Each commit message is tested against tiers in order. The first match wins.

**Tier 1 — Exact (Aho-Corasick)**: builds a single finite-state machine from all keyword lists across all rules, then scans the message in O(n) time. Matches `feat:`, `fix:`, `chore:`, etc. Confidence: 0.85–0.95.

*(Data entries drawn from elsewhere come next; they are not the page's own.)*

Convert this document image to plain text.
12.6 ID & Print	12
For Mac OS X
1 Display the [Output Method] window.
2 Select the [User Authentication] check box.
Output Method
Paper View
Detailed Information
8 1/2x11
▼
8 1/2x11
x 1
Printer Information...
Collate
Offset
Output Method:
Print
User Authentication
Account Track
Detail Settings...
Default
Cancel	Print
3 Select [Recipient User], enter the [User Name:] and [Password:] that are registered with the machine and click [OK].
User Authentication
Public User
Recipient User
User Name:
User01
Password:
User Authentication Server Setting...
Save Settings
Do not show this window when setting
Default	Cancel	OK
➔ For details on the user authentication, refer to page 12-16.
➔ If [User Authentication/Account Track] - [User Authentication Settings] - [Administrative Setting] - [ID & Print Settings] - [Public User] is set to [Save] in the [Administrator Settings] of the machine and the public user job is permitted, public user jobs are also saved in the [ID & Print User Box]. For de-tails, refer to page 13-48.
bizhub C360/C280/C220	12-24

**Tier 2 — Regex**: applies pre-compiled regex patterns from rules. Handles anchored conventional-commit patterns (`^feat(\([^)]*\))?!?:`) and JIRA ticket IDs (`\b[A-Z][A-Z0-9]+-\d+\b`).

**Tier 3 — Fuzzy heuristics**: detects merge commits (via `is_merge` flag or "Merge pull request" prefix) and reverts (via "Revert" prefix). No external dependencies.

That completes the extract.